There are 23 days left before the trade deadline and Rick Hahn is considering several options as he decides whether or not to sell.
Prominent in the general manager’s thought process is how far below their career track records many veteran position players are and if they could recover -- even a little -- the White Sox offense would become a much more formidable bunch.
In its current state, the White Sox offense is on pace to score 552 runs this season, which would mark one of the worst outputs in franchise history. And having witnessed it for 81 games, Hahn isn’t oblivious to what has transpired.
He can’t unsee the repeated poor performances and missed chances if he tried.
Still, with the pitching the White Sox possess and parity reigning in the American League, any kind of lengthy run could catapult them back into the playoff picture.
It's clear how real the struggle is for Hahn.
“It is hard having now seen this for 81 games, to not trust what your eyes are showing you,” Hahn said. “And it’s showing you it’s not clicking for whatever reason and you’ve got to change this mix.
“Those are the two avenues in front of us right now.”
This isn’t the street the White Sox believed they’d be on when they added $74.5 million worth of free agents in the offseason. They thought they’d improve upon a group that averaged 4.07 runs per game last season once they added Melky Cabrera and Adam LaRoche, among others.
But instead of Park Place they’re on Baltic Avenue, averaging 3.41 runs per contest.
“I’ve heard people say they’ve never seen anything like this before,” Hahn said.
Look across the board and it’s astonishing.
LaRoche’s .711 OPS is 96 points below his career .807. Alexei Ramirez, who’s at .556, is 151 points below his career mark and he’s struggled in the field, too. Cabrera is 106 points below his norm of .746 and Conor Gillaspie is 100 points below what he did last season.
Those four are hardly alone.
But the White Sox hold out hope because of their pitching. And they’re 27-9 when they score four runs.
“You see the opportunities are there,” White Sox manager Robin Ventura said. “These guys are giving you great outings, and not just the starters, even the bullpen coming in, keeping it close, keeping you within one run to be able to get something done and you can't get it done. I know these guys are frustrated and they're good enough to be able to have it turn and you're waiting for it to turn.”
Two days after starter Jeff Samardzija said he hasn’t even though about the possibility of being traded, Hahn echoed those sentiments. Players aren’t focused on a breakup but how they can improve the current club, Hahn said.
“The sentiment is that, they want to put us in a position where it’s obvious that we’re not sellers over the next few weeks,” Hahn said. “They expect to go on a run and make it clear that we’re fulfilling the expectation we all had.”
And if they don’t complete a turnaround -- something the odds don’t favor and mounting evidence suggests would be extremely difficult -- it doesn’t sound as if a complete makeover is the plan. Hahn intends to evaluate who is part of the core and who isn’t.

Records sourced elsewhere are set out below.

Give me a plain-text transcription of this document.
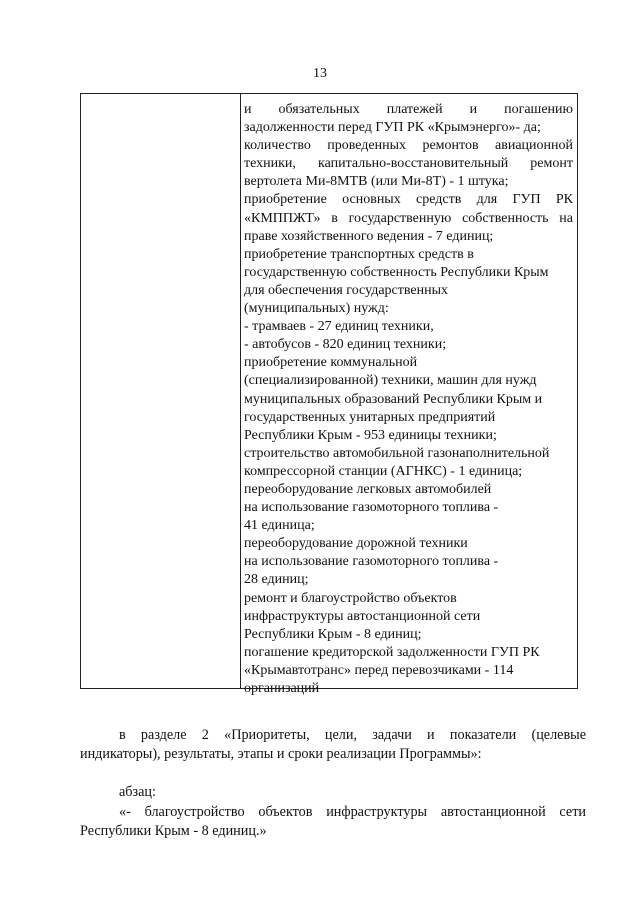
13
и обязательных платежей и погашению
задолженности перед ГУП РК «Крымэнерго»- да;
количество проведенных ремонтов авиационной
техники, капитально-восстановительный ремонт
вертолета Ми-8МТВ (или Ми-8Т) - 1 штука;
приобретение основных средств для ГУП РК
«КМППЖТ» в государственную собственность на
праве хозяйственного ведения - 7 единиц;
приобретение транспортных средств в
государственную собственность Республики Крым
для обеспечения государственных
(муниципальных) нужд:
- трамваев - 27 единиц техники,
- автобусов - 820 единиц техники;
приобретение коммунальной
(специализированной) техники, машин для нужд
муниципальных образований Республики Крым и
государственных унитарных предприятий
Республики Крым - 953 единицы техники;
строительство автомобильной газонаполнительной
компрессорной станции (АГНКС) - 1 единица;
переоборудование легковых автомобилей
на использование газомоторного топлива -
41 единица;
переоборудование дорожной техники
на использование газомоторного топлива -
28 единиц;
ремонт и благоустройство объектов
инфраструктуры автостанционной сети
Республики Крым - 8 единиц;
погашение кредиторской задолженности ГУП РК
«Крымавтотранс» перед перевозчиками - 114
организаций
в разделе 2 «Приоритеты, цели, задачи и показатели (целевые
индикаторы), результаты, этапы и сроки реализации Программы»:
абзац:
«- благоустройство объектов инфраструктуры автостанционной сети
Республики Крым - 8 единиц.»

“Obviously we felt heading into this season that we put ourselves in a position to contend but it was still, as I said at the time repeatedly over the offseason, it’s part of a process,” Hahn said. “We weren’t done and in our minds going to stop looking to try to add to a core group. We have a fair amount of controllable talent entering or in their primes for the next several years and that’s an enviable position to be in. From our standpoint, if we do start focusing on the future, it’s to figure out how many of this group are going to be part of that core and the best way to add to it.”